Suggestions on how to avoid audio clipping with SIP plugin

When a webrtc caller makes a call to (sip) user behind FreeSwitch, I notice the caller is unable to hear first 1-2 seconds of callee’s audio. I illustrated this problem with the following sequence diagram. Appreciate if someone can chime in with any ideas on how to avoid this problem? Is it possible for Janus to generate the SDP answer before receiving the SIP 200 OK to facilitate pre-establishment of webrtc connection?

. The plantuml code for this diagram is at @startumlskinparam NoteBackgroundColor orangeskinparam sequenceMessageAlign - Pastebin.com

Thank you very much

Obviously not, since Janus does not know what the peer will accept or refuse, and which codec they’ll prefer. It can only relay SDPs between the involved parties.

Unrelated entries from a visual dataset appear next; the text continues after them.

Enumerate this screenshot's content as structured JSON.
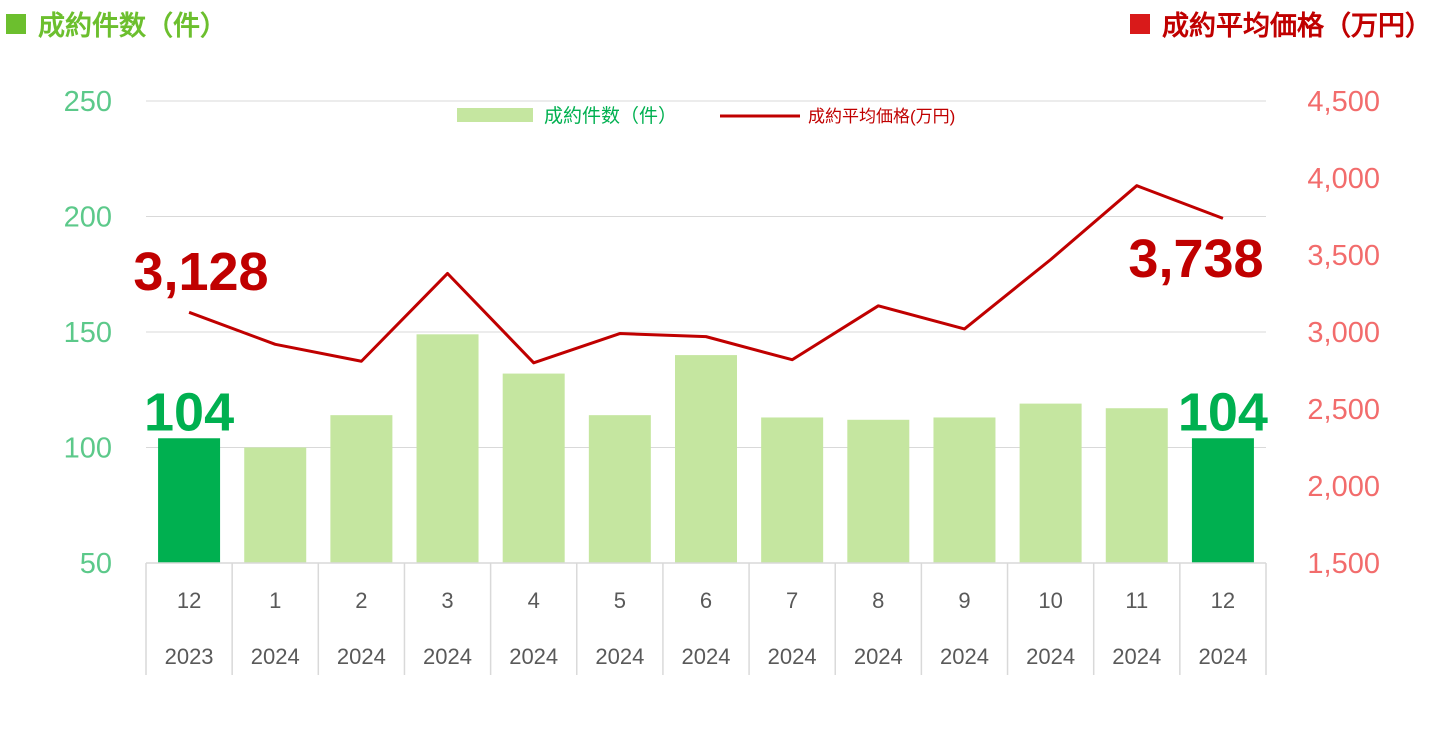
{
  "header": {
    "left_title": "成約件数（件）",
    "right_title": "成約平均価格（万円）"
  },
  "colors": {
    "bar": "#c5e6a0",
    "bar_highlight": "#00b050",
    "line": "#c00000",
    "left_axis": "#5cc98a",
    "right_axis": "#f26c6c",
    "grid": "#d9d9d9",
    "cat_text": "#595959",
    "count_label": "#00b050",
    "price_label": "#c00000",
    "header_left": "#6cbf2e",
    "header_right": "#d91a1a"
  },
  "chart_data": {
    "type": "bar+line",
    "legend": {
      "position": "top-center",
      "entries": [
        "成約件数（件）",
        "成約平均価格(万円)"
      ]
    },
    "categories": [
      {
        "month": "12",
        "year": "2023"
      },
      {
        "month": "1",
        "year": "2024"
      },
      {
        "month": "2",
        "year": "2024"
      },
      {
        "month": "3",
        "year": "2024"
      },
      {
        "month": "4",
        "year": "2024"
      },
      {
        "month": "5",
        "year": "2024"
      },
      {
        "month": "6",
        "year": "2024"
      },
      {
        "month": "7",
        "year": "2024"
      },
      {
        "month": "8",
        "year": "2024"
      },
      {
        "month": "9",
        "year": "2024"
      },
      {
        "month": "10",
        "year": "2024"
      },
      {
        "month": "11",
        "year": "2024"
      },
      {
        "month": "12",
        "year": "2024"
      }
    ],
    "series": [
      {
        "name": "成約件数（件）",
        "type": "bar",
        "axis": "left",
        "values": [
          104,
          100,
          114,
          149,
          132,
          114,
          140,
          113,
          112,
          113,
          119,
          117,
          104
        ],
        "highlighted": [
          0,
          12
        ]
      },
      {
        "name": "成約平均価格(万円)",
        "type": "line",
        "axis": "right",
        "values": [
          3128,
          2920,
          2810,
          3380,
          2800,
          2990,
          2970,
          2820,
          3170,
          3020,
          3470,
          3950,
          3738
        ]
      }
    ],
    "left_axis": {
      "min": 50,
      "max": 250,
      "ticks": [
        "50",
        "100",
        "150",
        "200",
        "250"
      ]
    },
    "right_axis": {
      "min": 1500,
      "max": 4500,
      "ticks": [
        "1,500",
        "2,000",
        "2,500",
        "3,000",
        "3,500",
        "4,000",
        "4,500"
      ]
    },
    "grid": true,
    "annotations": {
      "first_count": "104",
      "last_count": "104",
      "first_price": "3,128",
      "last_price": "3,738"
    }
  }
}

As a side note, I think you’re using the term clipping incorrectly here. There’s no clipping: it just takes more time for the WebRTC PeerConnection to complete, after the SIP dialog has already been established, which is normal due to the gatewaying process. In the past we tried delaying the ACK, but that caused a whole set of other troubles (SIP retransmissions and timeouts).

1 Like

Hi Lorenzo, thank you for sharing your thoughts.

Few ideas for Janus to be able to generate SDP offer before SIP 200 OK

  1. Pre-configure the SIP plugin (Ex: specify the codecs beforehand and let SIP plugin throw an error and hangup the call if it receives different codecs compared to preconfigured ones)
  2. Parse the SDP from provisional response as described in RFC 8839 - Session Description Protocol (SDP) Offer/Answer Procedures for Interactive Connectivity Establishment (ICE). But I’m not sure how many SIP implementations support this feature

Doing so is logically like pre-accepting the call in anticipation of an accept from SIP UA. But if SIP UA does not respond in time or reject the call, the JSEP webrtc can be closed. In business use cases, SIP UA is in most cases automated agent like IVR so it will always accept

By clipping, I mean, the caller is missing the first few words of the audio from SIP UA, as I described in the sequence diagram. I’ve a full setup where I’m observing this issue myself.

The term clipping is used in a few RFCs - rfc5479#section-4.1, rfc8839#name-offer-in-invite etc.

Pre-configure is most definitely never going to happen. For provisional, we already support early media (183) but I think only in one direction (Janus user as callee) at the moment, and not the other one.

FYI, someone contributed a patch to add early media support to the SIP plugin:

We plan to merge this soon, so if you’re interested in this feature, please test it and provide feedback on the PR page.